[NeurIPS 2025] Geo-Sign: Hyperbolic Contrastive Regularisation for Geometrically-Aware Sign-Language Translation

[NeurIPS 2025] Geo-Sign: Hyperbolic Contrastive Regularisation for Geometrically-Aware Sign-Language Translation

Come visit my poster next week at Neurips! https://neurips.cc/virtual/2025/loc/san-diego/poster/117570

This is the official implementation of the paper "Hyperbolic Contrastive Regularisation for Geometrically Aware Sign Language Translation".

Geo-Sign projects pose-based sign-language features into a learnable Poincaré ball and aligns them with text embeddings via a geometric contrastive loss. This approach improves translation performance by enhancing the model's understanding of the hierarchical relationships between different body parts (body, hands, face).

Compared with the strong Uni-Sign pose baseline, Geo-Sign boosts BLEU-4 by +1.81 and ROUGE-L by +3.03 on the CSL-Daily benchmark while keeping privacy-friendly skeletal inputs only.

This code is largely based on the Uni-Sign [ICLR 2025] project: https://github.com/ZechengLi19/Uni-Sign - we simply add hyperbolic regularisation on top of their method. If you use this code base you must also cite their work and give their repo a star.

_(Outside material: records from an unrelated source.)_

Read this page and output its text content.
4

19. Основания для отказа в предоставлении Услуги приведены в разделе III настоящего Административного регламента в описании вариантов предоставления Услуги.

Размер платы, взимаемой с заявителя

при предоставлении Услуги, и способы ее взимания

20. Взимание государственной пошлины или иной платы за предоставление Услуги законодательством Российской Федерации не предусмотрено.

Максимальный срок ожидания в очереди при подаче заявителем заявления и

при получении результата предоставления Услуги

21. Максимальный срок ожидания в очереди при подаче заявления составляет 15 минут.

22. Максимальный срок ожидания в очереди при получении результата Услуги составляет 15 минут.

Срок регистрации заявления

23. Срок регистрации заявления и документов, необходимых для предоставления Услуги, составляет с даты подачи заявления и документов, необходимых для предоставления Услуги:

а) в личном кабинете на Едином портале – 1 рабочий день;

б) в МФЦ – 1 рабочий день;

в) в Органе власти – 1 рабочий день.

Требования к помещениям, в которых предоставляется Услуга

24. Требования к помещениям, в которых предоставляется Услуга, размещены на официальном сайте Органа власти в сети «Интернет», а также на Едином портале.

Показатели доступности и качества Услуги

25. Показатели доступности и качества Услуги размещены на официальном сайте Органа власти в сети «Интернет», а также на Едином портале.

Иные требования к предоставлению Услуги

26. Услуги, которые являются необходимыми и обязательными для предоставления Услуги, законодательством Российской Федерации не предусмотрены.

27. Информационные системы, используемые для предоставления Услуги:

Thanks to the authors for help with the code setup and weights.

Key Features

Hyperbolic Contrastive Regularization: Novel loss function in Poincaré space to learn geometrically structured representations.
ST-GCN Backbone: Utilizes Spatio-Temporal Graph Convolutional Networks to effectively model pose dynamics.
mT5 Integration: Leverages a pre-trained mT5 model for powerful sequence-to-sequence translation.
Distributed Training: Full support for efficient, multi-GPU training using DeepSpeed.
Experiment Tracking: Integrated with Weights & Biases for easy logging and visualization.

To-Do / Future Work

Add support for additional sign language datasets (e.g How2Sign, YT-ASL).
Explore different hyperbolic manifolds beyond the Poincaré ball.
Develop more advanced visualization tools for geometric embeddings.
Release a Gradio/Streamlit demo for interactive translation.
Extend Hyperbolic embeddings to ST-GCN.
Perform Hyperbolic pretraining on CSL News.

Want to help? Drop me an email and let's write a Geo-Sign++ paper!

Evaluation

Method	Pose	RGB	Dev B-1	Dev B-4	Dev R-L	Test B-1	Test B-4	Test R-L
*Gloss-Based Methods (Prior Art)*
SLRT [6]	–	✓	37.47	11.88	37.96	37.38	11.79	36.74
TS-SLT [9]	✓	✓	55.21	25.76	55.10	55.44	25.79	55.72
CV-SLT [79]	–	✓	–	28.24	56.36	58.29	28.94	57.06
*Gloss-Free Methods (Prior Art)*
MSLU [83]	✓	–	33.28	10.27	33.13	33.97	11.42	33.80
SLRT code (Gloss-Free)	–	✓	21.03	4.04	20.51	20.00	3.03	19.67
GASLT code	–	✓	–	–	–	19.90	4.07	20.35
GFSLT-VLP code	–	✓	39.20	11.07	36.70	39.37	11.00	36.44
FLa-LLM paper	–	✓	–	–	–	37.13	14.20	37.25
Sign2GPT code	–	✓	–	–	–	41.75	15.40	42.36
SignLLM Project	–	✓	42.45	12.23	39.18	39.55	15.75	39.91
C2RL paper	–	✓	–	–	–	49.32	21.61	48.21
*Our Models and Baselines*
Uni-Sign code (Pose)	✓	–	53.24	25.27	54.34	53.86	25.61	54.92
Uni-Sign code	✓	✓	55.30	26.25	56.03	55.08	26.36	56.51
Geo-Sign (Euclidean Pooled)	✓	–	53.53	25.78	55.38	53.06	25.72	55.57
Geo-Sign (Euclidean Token)	✓	–	53.93	25.91	55.20	54.02	25.98	53.93
Geo-Sign (Hyperbolic Pooled)	✓	–	55.19	26.90	56.93	55.80	27.17	57.75
Geo-Sign (Hyperbolic Token)	✓	–	55.57	27.05	57.27	55.89	27.42	57.95

Geo-Sign outperforms all previous gloss-free pose-only methods and rivals many RGB- or gloss-based systems.

Intended Uses & Scope

Primary Use: Sign-language-to-text translation research, especially for resource-constrained or privacy-sensitive settings where RGB video is unavailable.
Out-of-scope: Real-time production deployments without reliable pose estimation, medical or legal interpretations, or languages beyond the datasets the model was trained on.

Setup and Installation

1. Clone the GitHub Repository

git clone https://github.com/ed-fish/geo-sign
cd geo-sign

2. Create Conda Environment

It is recommended to use Conda to create the environment from the provided env.yaml file for reproducibility.

conda env create -f env.yaml
conda activate Geo-Sign

3. Download Models & Data

You will need to download several files and place them in the correct directories within the cloned repository.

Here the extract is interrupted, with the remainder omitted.